On 31 March 2014, the Commission issued a Statement of Objections to Marine Harvest ASA ("Marine Harvest") for implementing a transaction prior to having obtained the required clearance from the Commission under the EU merger control rules. Whilst not all details of the case are available at this stage of the procedure, it is worthwhile making some preliminary observations given that violations of the stand-still obligation (sometimes referred to as "gun jumping") are rarely straightforward and the Commission has proven to nonetheless vigorously enforce this rule.
On 9 August 2013, Marine Harvest notified its planned acquisition of control over competitor Morpol, listed on the Oslo stock exchange, obtaining clearance from the Commission subject to conditions on 30 September 2013. However, the Commission considered that by acquiring a 48.5% stake in Morpol on 18 December 2012, Marine Harvest already had taken control over Morpol. According to the Commission, the transaction was implemented only four days after it was signed, that is, eight months before the notification to the Commission and ten months before the Commission cleared the transaction. Marine Harvest, however, had specified in its notification form that following its purchase of the 48.5% stake it would not exercise de facto or de jure control over the target pending approval by the Commission. In any event, the Commission has now taken the preliminary view that as a result of the purchase of the 48.5% stake, Marine Harvest has implemented the acquisition of Morpol prior to its notification and clearance by the Commission, in breach of Articles 4(1) and 7(1) of the EU Merger Regulation 139/2004.
Preliminary words of caution to prevent “gun jumping”

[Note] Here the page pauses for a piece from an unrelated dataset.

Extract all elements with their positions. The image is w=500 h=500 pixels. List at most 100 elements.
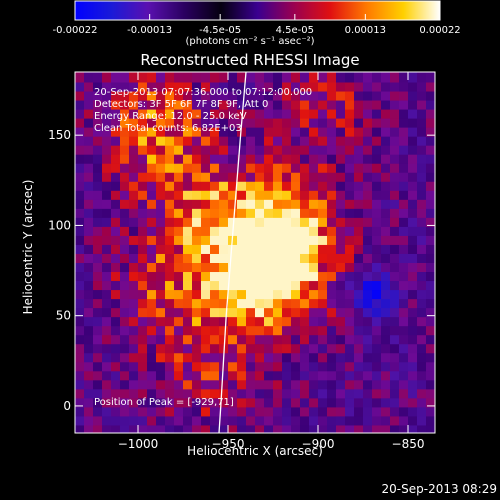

There are diverging rules concerning the stand-still obligation for transactions with a target listed at a stock exchange. The EU Merger Regulation includes a specific regime for transactions concerning a listed target (Article 7(2)):
The general stand-still obligation] shall not prevent the implementation of a public bid or of a series of transactions in securities including those convertible into other securities admitted to trading on a market such as a stock exchange, by which control [...] is acquired from various sellers, provided that:
(a) the concentration is notified to the Commission [...] without delay; and
(b) the acquirer does not exercise the voting rights attached to the securities in question or does so only to maintain the full value of its investments based on a derogation granted by the Commission [...].
In view of Marine Harvest’s explicit comment that it would not exercise de facto or de jure control over the target pending approval by the Commission, it appears that it considered its actions to be covered by the provision included above. Such assumption may have led it to believe that its purchase of the 48.5% stake could take place without prior approval. If it indeed acted on this assumption, it appears to have overlooked that the latter transaction did not qualify as “a public bid” or as “a series of transactions” within the meaning of the cited provision, but rather a single purchase of a block of shares. Whilst only the fining decision can confirm this reasoning, this issue may be at the heart of the Commission’s case.
In addition, the acquisition of minority stakes may qualify as “control” triggering an obligation to obtain clearance. Both in the context of transactions with “private” companies and those that are listed, obtaining a minority stake may result in de facto or de jure control over the target in violation of the stand-still obligation. It is noteworthy that the Commission has imposed a EUR 20 million fine on Electrabel for failure to notify a transaction providing it with (only) a minority stake in the target that according to the Commission resulted in control. The General Court upheld this fine at first instance, see T-332/09 (appeal to the Court of Justice is pending, see C-84/13 P).